What compelling reason is there for an application cookbook to use a databag vs. a library cookbook or other artifact repo for that data?
I am hoping for actual use cases where a databag was required or significantly better suited.
Here are my thoughts. Please do correct me where I am wrong so I may learn. Or give me a pointer to the book I need to read to educate myself.
When I look at encrypted databags there is still issue of a secret written to the node which decrypts everything.
This feels like installing a combination lock on your door, and a lock box hanging off the knob which contains that combination, yet still placing the key to the box under the mat.

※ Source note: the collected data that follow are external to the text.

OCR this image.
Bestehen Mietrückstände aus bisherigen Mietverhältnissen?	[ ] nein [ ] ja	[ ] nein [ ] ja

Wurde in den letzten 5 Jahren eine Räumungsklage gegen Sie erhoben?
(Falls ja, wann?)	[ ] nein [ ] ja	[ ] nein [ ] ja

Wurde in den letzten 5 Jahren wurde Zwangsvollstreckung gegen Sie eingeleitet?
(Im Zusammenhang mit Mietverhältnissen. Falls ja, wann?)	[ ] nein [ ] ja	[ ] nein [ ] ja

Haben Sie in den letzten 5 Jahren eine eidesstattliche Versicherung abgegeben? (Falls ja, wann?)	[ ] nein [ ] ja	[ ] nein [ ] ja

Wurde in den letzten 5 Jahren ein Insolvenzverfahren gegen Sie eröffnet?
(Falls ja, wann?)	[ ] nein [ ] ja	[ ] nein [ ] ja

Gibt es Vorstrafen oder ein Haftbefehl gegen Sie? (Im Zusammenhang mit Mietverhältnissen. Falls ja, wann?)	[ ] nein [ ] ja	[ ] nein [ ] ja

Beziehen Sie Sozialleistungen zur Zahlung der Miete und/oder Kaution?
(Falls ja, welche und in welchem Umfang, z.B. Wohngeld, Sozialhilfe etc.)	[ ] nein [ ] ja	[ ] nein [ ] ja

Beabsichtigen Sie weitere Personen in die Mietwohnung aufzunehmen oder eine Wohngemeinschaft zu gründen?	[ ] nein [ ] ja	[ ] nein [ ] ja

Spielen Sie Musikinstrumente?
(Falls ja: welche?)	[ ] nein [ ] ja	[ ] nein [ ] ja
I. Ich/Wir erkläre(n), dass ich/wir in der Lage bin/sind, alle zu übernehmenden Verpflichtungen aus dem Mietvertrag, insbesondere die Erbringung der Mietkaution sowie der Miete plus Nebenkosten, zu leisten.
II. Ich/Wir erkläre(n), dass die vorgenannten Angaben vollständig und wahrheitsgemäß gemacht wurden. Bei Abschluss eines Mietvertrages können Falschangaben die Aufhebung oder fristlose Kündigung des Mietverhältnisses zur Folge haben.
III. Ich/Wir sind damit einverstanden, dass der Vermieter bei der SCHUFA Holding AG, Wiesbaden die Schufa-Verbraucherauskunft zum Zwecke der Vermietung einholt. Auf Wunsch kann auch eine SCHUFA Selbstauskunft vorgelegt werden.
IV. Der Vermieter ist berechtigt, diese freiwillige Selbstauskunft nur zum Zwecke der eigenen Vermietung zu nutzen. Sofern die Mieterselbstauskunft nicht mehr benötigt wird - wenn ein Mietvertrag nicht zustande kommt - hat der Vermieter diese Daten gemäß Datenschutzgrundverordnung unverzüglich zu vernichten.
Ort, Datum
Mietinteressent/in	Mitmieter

If we use an off node key management service, there must be some other validation that authorizes giving over my key without having one on disk. With key in ram, any other secret, like an MySQL password, can be delivered as a simple encrypted attribute. It can even be managed as a node attribute stored after convergence as a uniquely encrypted string with the help of that node’s unique key (from the key management) system. ( looking in archives I see its node.run_state ) keeping it out of chef policy files
The databag is not versioned. At convergence a node will use the data and if there is a problem there is no way mark that as bad and to use a different version for all future convergence that is the one current version there is no other.
If a new cookbook version depends on the databag having different content, that databag must be backward compatible with the old cookbook version already in play. Breaking change in a databag can not be pinned to a new cookbook version as there is only one “current” version.
Chef is not a database. If we need to pass real data artifacts, like some MySQL table structure or other data, should they not be handled by our build process and placed in the artifact repo for consumption?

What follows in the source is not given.